R comes with a rich set of probability distributions, and four consistent ways of accessing them: r, d, q, and p. If you combine these with the name of the distribution - rnorm(), dnorm(), qnorm(), and pnorm(), for example - you can generate random numbers, find the value of the function at a specific point, produce a critical value, and calculate a p-value. Let's look at each of these functions, but we'll use the F distribution.

When you want to generate random numbers, use the r prefix, as in rf() for the F distribution. Most distributions require one or more parameters to define the shape of the distribution. For the F distribution, you need the degrees of freedom for the numerator (df1) and the denominator (df2). To generate n=50 random numbers, you would type

rf(n=50, df1=15, df2=20)

If you generate many random numbers and plot a histogram, you can see the approximate shape of that F distribution.

hist(rf(100000, df1=15, df2=20), breaks=100, col="gray", xlab="F", main="")

The d prefix, such as df(), is useful for finding the value of the F function, called its density, at any value of the statistic. In other words, d gives you the height of the probability distribution. Again, for the F distribution, you need to supply the degrees of freedom for the numerator and the denominator, and in this case you need to specify the value of F for which you want the F function. For an F value of 2.3, with 15 and 20 degrees of freedom, the F function is given by:

df(x=2.3, df1=15, df2=20)

You can use this to calculate likelihoods, and you can use it to plot the exact curve for a function.

F <- seq(from=0, to=6, by=0.01)

dF <- df(x=F, df1=15, df2=20)

plot(F, dF, type="l", lwd=3, col="blue")

This is useful if you ever want to visualize the shape of a probability distribution.

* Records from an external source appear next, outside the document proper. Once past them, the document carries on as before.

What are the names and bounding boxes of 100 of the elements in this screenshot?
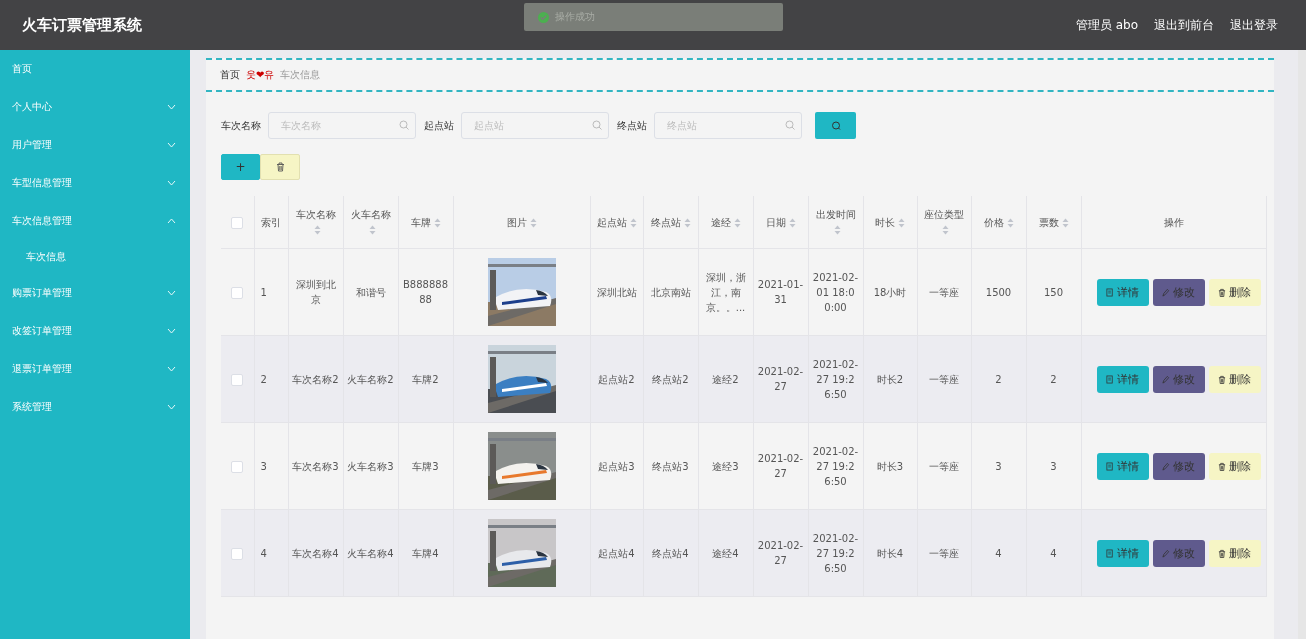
checkbox[interactable] [231, 373, 244, 386]
add-button[interactable]: + [221, 154, 260, 180]
checkbox[interactable] [231, 547, 244, 560]
detail-button[interactable]: 详情 [1096, 452, 1149, 480]
column-header[interactable]: 出发时间 [808, 196, 863, 249]
column-header: 索引 [254, 196, 288, 249]
delete-button[interactable]: 删除 [1208, 539, 1261, 567]
sidebar-label: 系统管理 [12, 400, 52, 414]
breadcrumb-link[interactable]: 首页 [220, 68, 240, 82]
table-cell: 深圳，浙江，南京。。... [698, 248, 753, 336]
table-cell: 途经4 [698, 509, 753, 597]
table-cell: 2021-02-27 19:26:50 [808, 422, 863, 510]
sidebar-label: 购票订单管理 [12, 286, 72, 300]
document-icon [1106, 374, 1114, 384]
table-cell: 途经2 [698, 335, 753, 423]
checkbox[interactable] [231, 286, 244, 299]
table-cell: 时长3 [863, 422, 917, 510]
table-cell: 2 [1026, 335, 1081, 423]
table-cell: 北京南站 [643, 248, 698, 336]
pencil-icon [1162, 374, 1170, 384]
field-label: 车次名称 [221, 118, 261, 133]
column-header[interactable]: 起点站 [590, 196, 643, 249]
detail-button[interactable]: 详情 [1096, 278, 1149, 306]
sidebar-label: 用户管理 [12, 138, 52, 152]
table-cell: 2021-02-01 18:00:00 [808, 248, 863, 336]
pencil-icon [1162, 287, 1170, 297]
table-cell: 4 [254, 509, 288, 597]
column-header[interactable]: 途经 [698, 196, 753, 249]
header-link[interactable]: 退出登录 [1230, 16, 1278, 34]
column-header[interactable]: 日期 [753, 196, 808, 249]
search-icon [830, 120, 841, 131]
table-cell: 起点站4 [590, 509, 643, 597]
field-label: 终点站 [617, 118, 647, 133]
table-cell: B88888888 [398, 248, 453, 336]
trash-icon [1218, 374, 1226, 384]
checkbox[interactable] [231, 460, 244, 473]
table-cell: 2021-02-27 [753, 509, 808, 597]
table-cell: 2 [254, 335, 288, 423]
table-cell: 时长2 [863, 335, 917, 423]
search-icon [399, 120, 409, 130]
document-icon [1106, 287, 1114, 297]
column-header[interactable]: 车牌 [398, 196, 453, 249]
table-cell: 深圳北站 [590, 248, 643, 336]
pencil-icon [1162, 461, 1170, 471]
breadcrumb-current: 车次信息 [280, 68, 321, 82]
delete-button[interactable]: 删除 [1208, 365, 1261, 393]
table-cell: 深圳到北京 [288, 248, 343, 336]
checkbox[interactable] [231, 216, 244, 229]
column-header[interactable]: 终点站 [643, 196, 698, 249]
column-header[interactable]: 车次名称 [288, 196, 343, 249]
table-cell: 车牌2 [398, 335, 453, 423]
sidebar-label: 退票订单管理 [12, 362, 72, 376]
header-link[interactable]: 退出到前台 [1154, 16, 1214, 34]
table-cell: 车次名称4 [288, 509, 343, 597]
table-cell: 3 [254, 422, 288, 510]
delete-button[interactable]: 删除 [1208, 452, 1261, 480]
success-icon [538, 11, 549, 23]
column-header[interactable]: 票数 [1026, 196, 1081, 249]
search-icon [785, 120, 795, 130]
table-cell: 一等座 [917, 509, 971, 597]
table-cell: 2 [971, 335, 1026, 423]
detail-button[interactable]: 详情 [1096, 539, 1149, 567]
sidebar-label: 首页 [12, 62, 32, 76]
detail-button[interactable]: 详情 [1096, 365, 1149, 393]
header-link[interactable]: 管理员 abo [1075, 16, 1138, 34]
table-cell: 3 [971, 422, 1026, 510]
column-header[interactable]: 座位类型 [917, 196, 971, 249]
table-cell: 和谐号 [343, 248, 398, 336]
table-cell: 18小时 [863, 248, 917, 336]
table-cell: 途经3 [698, 422, 753, 510]
table-cell: 2021-02-27 [753, 422, 808, 510]
table-cell: 4 [1026, 509, 1081, 597]
table-cell: 1500 [971, 248, 1026, 336]
table-cell: 终点站4 [643, 509, 698, 597]
table-cell: 时长4 [863, 509, 917, 597]
trash-icon [1218, 548, 1226, 558]
column-header[interactable]: 价格 [971, 196, 1026, 249]
table-cell: 一等座 [917, 335, 971, 423]
column-header[interactable]: 时长 [863, 196, 917, 249]
search-button[interactable] [815, 112, 856, 139]
table-cell: 2021-02-27 [753, 335, 808, 423]
breadcrumb-separator: 웃❤유 [246, 68, 275, 82]
search-icon [592, 120, 602, 130]
table-cell: 车牌3 [398, 422, 453, 510]
table-cell: 终点站2 [643, 335, 698, 423]
column-header: 操作 [1081, 196, 1266, 249]
table-cell: 火车名称2 [343, 335, 398, 423]
table-cell: 火车名称3 [343, 422, 398, 510]
sidebar-label: 车型信息管理 [12, 176, 72, 190]
scrollbar[interactable] [1298, 50, 1306, 639]
delete-button[interactable]: 删除 [1208, 278, 1261, 306]
table-cell: 起点站2 [590, 335, 643, 423]
sidebar-label: 车次信息管理 [12, 214, 72, 228]
table-cell: 2021-01-31 [753, 248, 808, 336]
column-header[interactable]: 图片 [453, 196, 590, 249]
delete-button[interactable] [260, 154, 300, 180]
table-cell: 火车名称4 [343, 509, 398, 597]
table-cell: 车次名称3 [288, 422, 343, 510]
column-header[interactable]: 火车名称 [343, 196, 398, 249]
document-icon [1106, 548, 1114, 558]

The q prefix, as in qf(), is how you obtain critical values from a probability distribution. By default, R will integrate the probability starting from the left tail. If you want to get the probability starting from the right tail, be sure to set lower.tail=FALSE. For an F distribution, you can get a right-tailed critical value by specifying the degrees of freedom, a probability (our alpha value for a critical value), and the lower tail.

alpha = 0.05

qf(p=alpha, df1=15, df2=20, lower.tail=FALSE)

To get two-tailed critical values, you'll need to do them separately and its clearer if you set lower.tail in both cases (TRUE for the lower critical value, and FALSE for the upper critical value).

alpha = 0.05

lowerCriticalValue = qf(p=alpha/2, df1=15, df2=20, lower.tail=TRUE)

upperCriticalValue = qf(p=alpha/2, df1=15, df2=20, lower.tail=FALSE)

Critical values are most commonly needed for generating confidence intervals.

statistic = 3.2

standardError = 1.7

myDf = 22

alpha = 0.05

tcrit = qt(alpha/2, df=myDf, lower.tail=FALSE)

lowerConfidenceLimit = statistic - tcrit * standardError

upperConfidenceLimit = statistic + tcrit * standardError

The p prefix, as in pf(), is how you calculate a p-value from a probability distribution. As for the q prefix, R will always integrate starting with the lower tail. If you want the right tail, specify lower.tail=FALSE. Specify the value of F for which you want a p-value, the degrees of freedom, and whether you want the left tail or the right tail.

observedF = 3.7

pf(q=observedF, , df1=15, df2=20, lower.tail=FALSE)

To get a two-tailed p-value, simply double your probability.

2 * pf(q=observedF, df1=15, df2=20, lower.tail=FALSE)

Notice the symmetry in pf() and qf(): pf() takes q (the statistic) as its first parameter, and qf() takes p (the probability) as its first parameter.